Takdir merupakan lorong waktu, segala sesuatu sudah ada dan manusia sebagai makhluk ciptaan Tuhan, hanya bisa menunggu waktu mana yang akan dijalani. Jadi, seperti yang sering terlihat dalam film-film fiksi, seandainya saja manusia dapat menembus lorong waktu (ini tidak akan mungkin terjadi), maka manusia tersebut dapat melihat peristiwa yang terjadi di masa yang akan datang ataupun masa yang sudah lewat. Kenapa manusia tercipta tidak dapat menembus lorong waktu, sebab ini adalah salah satu kekuasaan yang hanya dimiliki oleh Tuhan saja, manusia dan makhluk lain tidak akan sanggup menembus lorong waktu. Jangankan menembus, memahami esensi waktu saja manusia belum sanggup.

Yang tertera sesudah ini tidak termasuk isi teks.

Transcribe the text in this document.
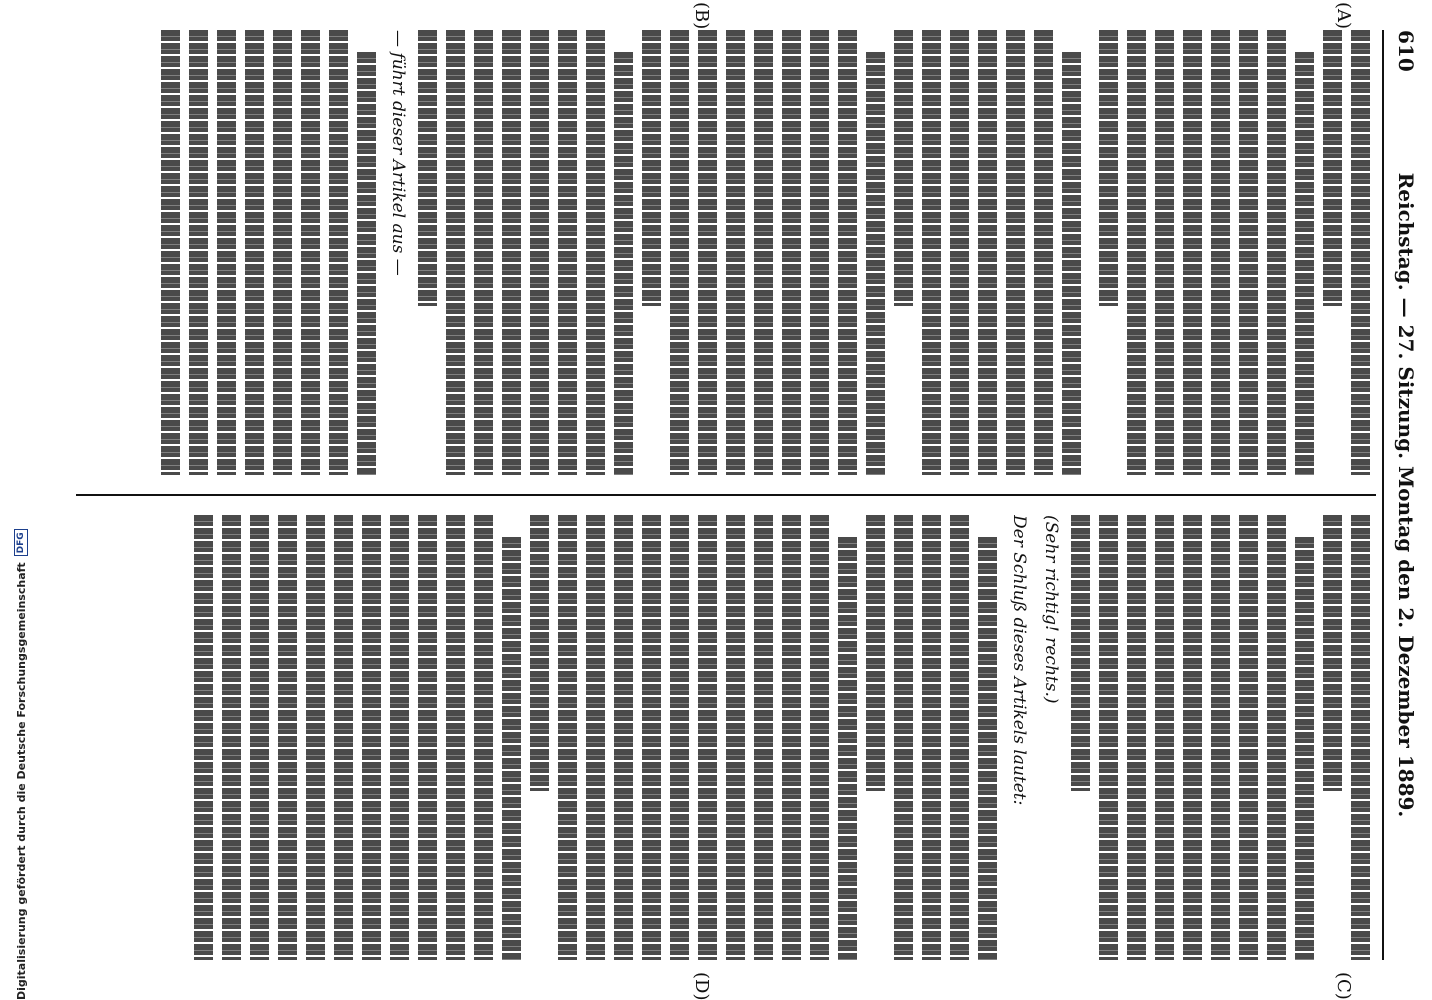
610
Reichstag. — 27. Sitzung. Montag den 2. Dezember 1889.
(A)
(B)
(C)
(D)
— führt dieser Artikel aus —
(Sehr richtig! rechts.)
Der Schluß dieses Artikels lautet:
Digitalisierung gefördert durch die Deutsche Forschungsgemeinschaft
DFG
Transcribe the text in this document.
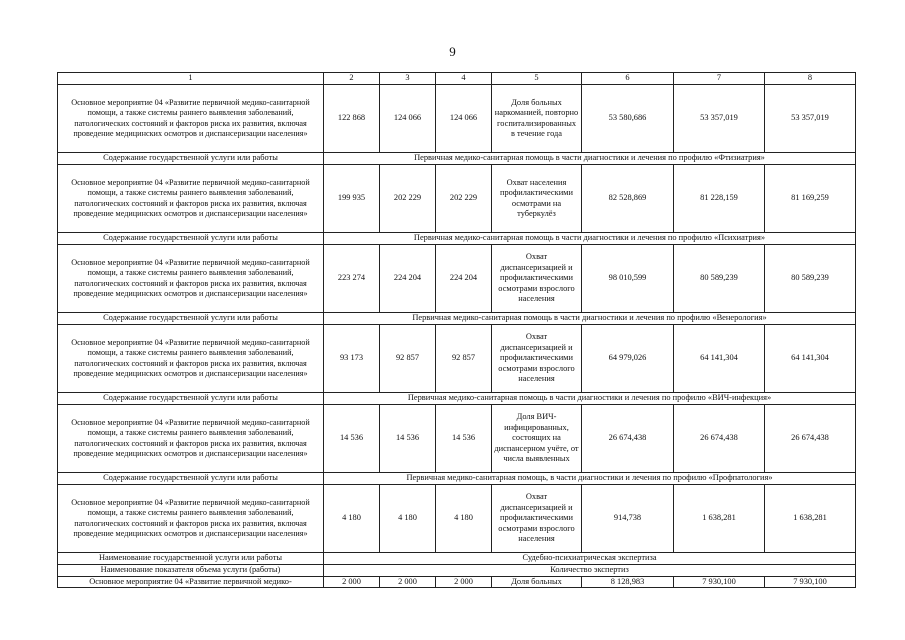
9
1	2	3	4	5	6	7	8
Основное мероприятие 04 «Развитие первичной медико-санитарной помощи, а также системы раннего выявления заболеваний, патологических состояний и факторов риска их развития, включая проведение медицинских осмотров и диспансеризации населения»	122 868	124 066	124 066	Доля больных наркоманией, повторно госпитализированных в течение года	53 580,686	53 357,019	53 357,019
Содержание государственной услуги или работы	Первичная медико-санитарная помощь в части диагностики и лечения по профилю «Фтизиатрия»						
Основное мероприятие 04 «Развитие первичной медико-санитарной помощи, а также системы раннего выявления заболеваний, патологических состояний и факторов риска их развития, включая проведение медицинских осмотров и диспансеризации населения»	199 935	202 229	202 229	Охват населения профилактическими осмотрами на туберкулёз	82 528,869	81 228,159	81 169,259
Содержание государственной услуги или работы	Первичная медико-санитарная помощь в части диагностики и лечения по профилю «Психиатрия»						
Основное мероприятие 04 «Развитие первичной медико-санитарной помощи, а также системы раннего выявления заболеваний, патологических состояний и факторов риска их развития, включая проведение медицинских осмотров и диспансеризации населения»	223 274	224 204	224 204	Охват диспансеризацией и профилактическими осмотрами взрослого населения	98 010,599	80 589,239	80 589,239
Содержание государственной услуги или работы	Первичная медико-санитарная помощь в части диагностики и лечения по профилю «Венерология»						
Основное мероприятие 04 «Развитие первичной медико-санитарной помощи, а также системы раннего выявления заболеваний, патологических состояний и факторов риска их развития, включая проведение медицинских осмотров и диспансеризации населения»	93 173	92 857	92 857	Охват диспансеризацией и профилактическими осмотрами взрослого населения	64 979,026	64 141,304	64 141,304
Содержание государственной услуги или работы	Первичная медико-санитарная помощь в части диагностики и лечения по профилю «ВИЧ-инфекция»						
Основное мероприятие 04 «Развитие первичной медико-санитарной помощи, а также системы раннего выявления заболеваний, патологических состояний и факторов риска их развития, включая проведение медицинских осмотров и диспансеризации населения»	14 536	14 536	14 536	Доля ВИЧ-инфицированных, состоящих на диспансерном учёте, от числа выявленных	26 674,438	26 674,438	26 674,438
Содержание государственной услуги или работы	Первичная медико-санитарная помощь, в части диагностики и лечения по профилю «Профпатология»						
Основное мероприятие 04 «Развитие первичной медико-санитарной помощи, а также системы раннего выявления заболеваний, патологических состояний и факторов риска их развития, включая проведение медицинских осмотров и диспансеризации населения»	4 180	4 180	4 180	Охват диспансеризацией и профилактическими осмотрами взрослого населения	914,738	1 638,281	1 638,281
Наименование государственной услуги или работы	Судебно-психиатрическая экспертиза						
Наименование показателя объема услуги (работы)	Количество экспертиз						
Основное мероприятие 04 «Развитие первичной медико-	2 000	2 000	2 000	Доля больных	8 128,983	7 930,100	7 930,100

Dimensi waktu adalah dimensi yang dikuasai Tuhan saja. Dan Tuhan mengetahui semua peristiwa yang sudah, sedang dan akan terjadi, sebab Ia Maha Mengetahui Segala Sesuatu, karena itu pula lorong waktu itu memang ada, hanya saja manusia tidak diberikan wewenang untuk masuk dan berpindah-pindah sesuai dengan keinginan manusia itu sendiri.
Lalu, apa hubungannya deja vu, lorong waktu dan deja vu merupakan fakta yang logis agamis? Sebenarnya ketika manusia mengalami déjà vu, harusnya manusia itu menyadari bahwa peristiwa yang sedang terjadi itu sudah ditentukan dan memang sudah ada sejak azali. Sebenarnya hal itu merupakan “bocoran” takdir, namun bocorannya bukan mengenai masa depan namun masa di mana manusia sedang mengalami waktu, dan hal itu merupakan sesuatu yang logis. Orang yang tidak meyakini ini tentu bisa dikatakan orang yang mengingkari takdir dan kekuasaan Tuhan yang Maha Mengetahui.
Déjà vu ini juga dapat berkaitan dengan reinkarnasi, yakni suatu kepercayaan bahwa seseorang dapat lahir kembali dalam jati diri yang berbeda setelah ia mati.. Misalnya, jika sedang bertemu seorang lelaki yang sepertinya kenal, tapi sebenarnya tidak pernah mengenal dia. Hal tersebut memunculkan anggapan bahwa sebenarnya sosok lelaki itu sebenarnya telah berhubungan dekat di kehidupan yang dulu. Atau memang sesuatu yang telah tidak asing di kehidupan yang lalu kini juga menjadi sesuatu yang tidak asing lagi. Atau juga sebaliknya, sesuatu yang dianggap tidak asing, padahal sama sekali belum pernah terjadi. Hal itu juga dapat disebabkan hal itu pernah kita alami pada kehidupan sebelumnya.
Reinkarnasi dalam ajaran Buddha adalah suatu proses untuk mencapai kesempurnaan. Jika masih jahat, tentu tidak akan sempurna. Karena itu, jika gagal dalam kehidupan yang sekarang, maka di kehidupan berikutnya dia akan mendapatkan karma akan kegagalannya. Demikian juga jika sukses, kehidupan berikutnya dia juga akan mendapatkan karma yang baik. Reinkarnasi juga sering dihubungkan dengan kehidupan paralel, misalnya si A pernah merasa bertemu dengan si B, namun si B merasa tidak pernah bertemu dengan si A. Jadi, kehidupan yang sedang dijalani sekarang ini adalah karma dari kehidupan yang sebelumnya. Manusia bereinkarnasi untuk memperbaiki kehidupan sebelumnya agar mencapai kesempurnaan hidup.